Estas pessoas estão completamente à mercê das circunstâncias, fazem o que podem, muitas vezes estarão desesperadas e atuando junto às suas comunidades ou, eventualmente, conformadas – afinal não é assim que a vida sempre foi? Não são sempre essas as pessoas que morrem? Que tem a menor expectativa de vida ao nascimento?

E mesmo no momento de lazer, essa pessoa vai pensar se vale a pena #ficaremcasa ou #sairdecasa. Vale a pena ficar em casa quando eu poderia ter um pouco de divertimento se eu preciso sair de casa para garantir o sustento da família? 

Para muitas dessas pessoas, a morte é enfrentada todo dia há muito tempo, no caminho para a escola ou para o trabalho. A Covid-19 é só mais uma maneira de morrer.

Algumas das pessoas presentes aos eventos dos “Inocentes do Leblon” e dos “Banhistas do Reino Unido” estão nessa categoria. São as pessoas que são obrigadas a trabalhar servindo as pessoas que estão se divertindo, sem muitas vezes terem condições mínimas de segurança para trabalhar, desde o transporte até no local de trabalho.


4) Pessoas que não são capazes de discernir e nem de se proteger

Estas são as pessoas que estão completamente sujeitas às circunstâncias.

Sua sorte, que será ruim ou menos ruim, dependerá do seu grupo de referência.

Vejam o caso de Paraisópolis, comunidade brasileira onde o Estado é completamente ausente e com grandes dificuldades econômicas. Por força da ação das lideranças da comunidade, está conseguindo obter melhor resultado no enfrentamento à doença do que a média do município de São Paulo, onde se insere. Um caso de grupo com boa referência.

Com certeza esse grupo de pessoas também está presente nos eventos em questão, também por obrigação de sobrevivência. Provavelmente estão lá sem saber realmente o risco que correm e talvez por isso seu sofrimento seja menos intenso. Afinal é apenas mais um dia de mais do mesmo.


Conclusão

Enquanto permanecemos e propagamos as ideias do nosso endogrupo (aquele grupo com o qual me identifico, entro em ressonância), as transformações serão difíceis e conflituosas.

Teremos que conseguir criar maior ressonância entre os grupos.

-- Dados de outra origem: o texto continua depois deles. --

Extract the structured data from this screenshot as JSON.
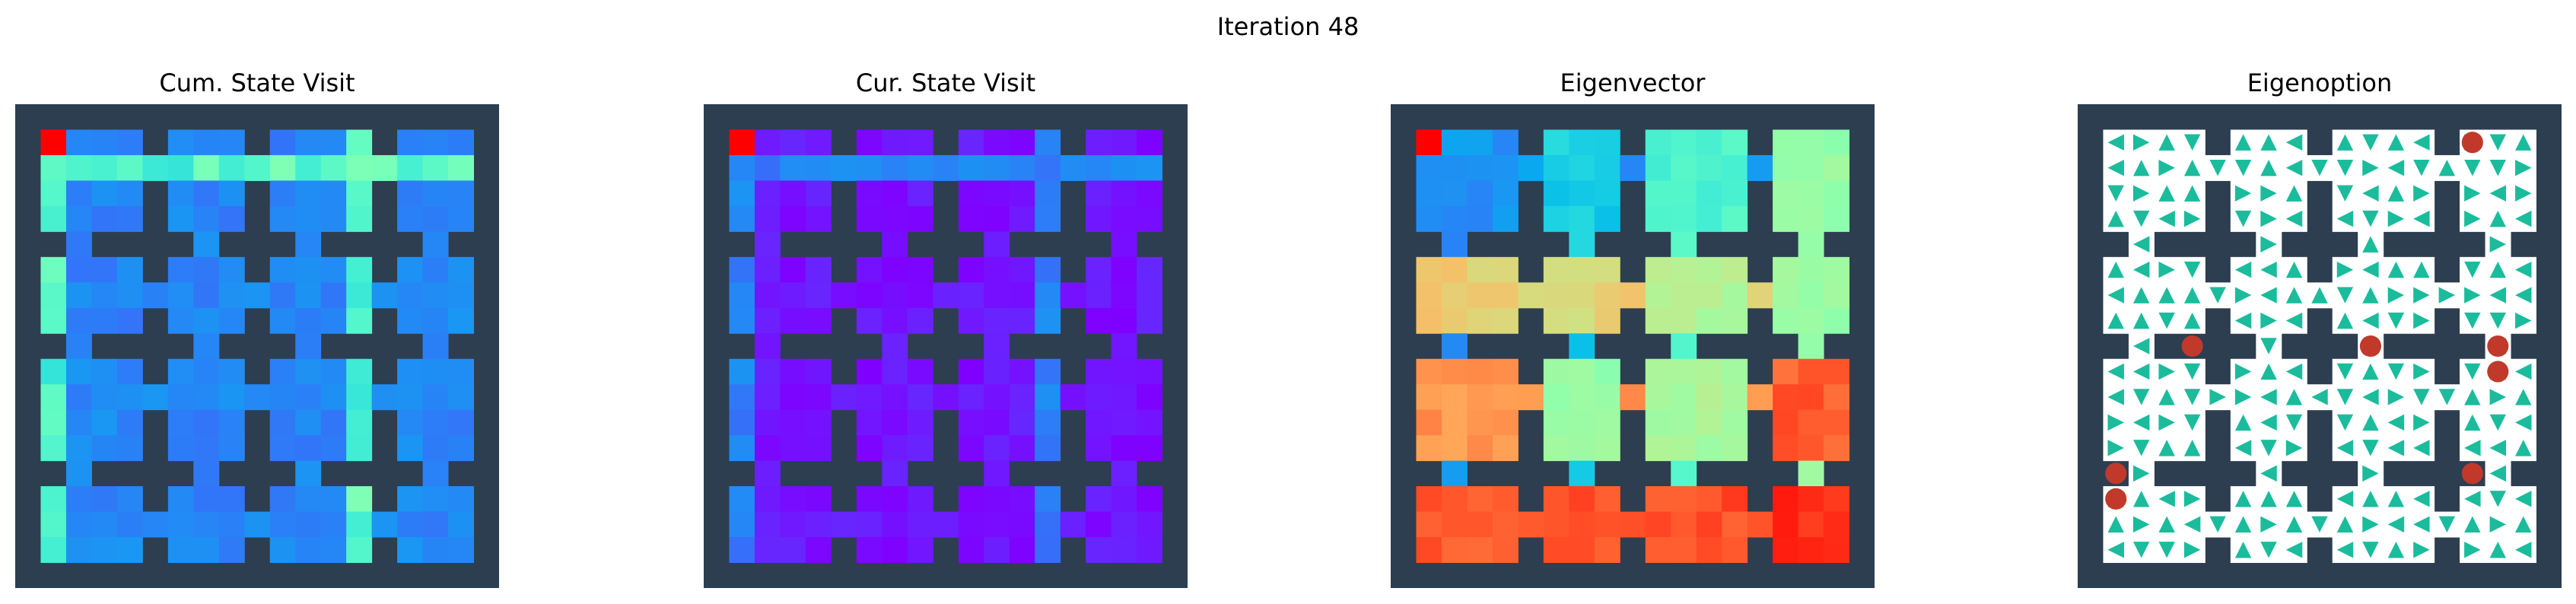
{
  "figure": {
    "suptitle": "Iteration 48",
    "colors": {
      "wall": "#2c3e50",
      "floor": "#ffffff",
      "arrow": "#1abc9c",
      "terminal": "#c0392b",
      "colormap": "rainbow"
    }
  },
  "chart_data": [
    {
      "type": "heatmap",
      "title": "Cum. State Visit",
      "grid": "4x4 rooms of 3x3 cells connected by doorways",
      "dominant_level": 0.15,
      "highlight_path_level": 0.5,
      "peak_cell": "top-left",
      "peak_level": 1.0
    },
    {
      "type": "heatmap",
      "title": "Cur. State Visit",
      "grid": "4x4 rooms of 3x3 cells connected by doorways",
      "dominant_level": 0.0,
      "highlight_path_level": 0.2,
      "peak_cell": "top-left",
      "peak_level": 1.0
    },
    {
      "type": "heatmap",
      "title": "Eigenvector",
      "grid": "4x4 rooms of 3x3 cells connected by doorways",
      "room_levels": [
        [
          0.2,
          0.3,
          0.4,
          0.55
        ],
        [
          0.7,
          0.68,
          0.6,
          0.55
        ],
        [
          0.8,
          0.55,
          0.58,
          0.88
        ],
        [
          0.88,
          0.9,
          0.9,
          0.95
        ]
      ],
      "peak_level": 1.0
    },
    {
      "type": "table",
      "title": "Eigenoption",
      "grid": "4x4 rooms of 3x3 cells connected by doorways",
      "cell_content": "action arrows",
      "terminal_states": 8
    }
  ]
}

Na minha visão, o caminho passa um processo educacional que vise a formação de cidadãos críticos e um esforço de redução das desigualdades sociais e econômicas. Passa também pelo cultivo de valores pessoais que visam o bem de todos e não só o individualismo, valores que nos levem a colaborar mais e competir menos, enfim, valores que reduzam a nossa sensação de sermos separados e criem a sensação de que somos parte de um todo.

Convido a todos para entrar nessa vibração.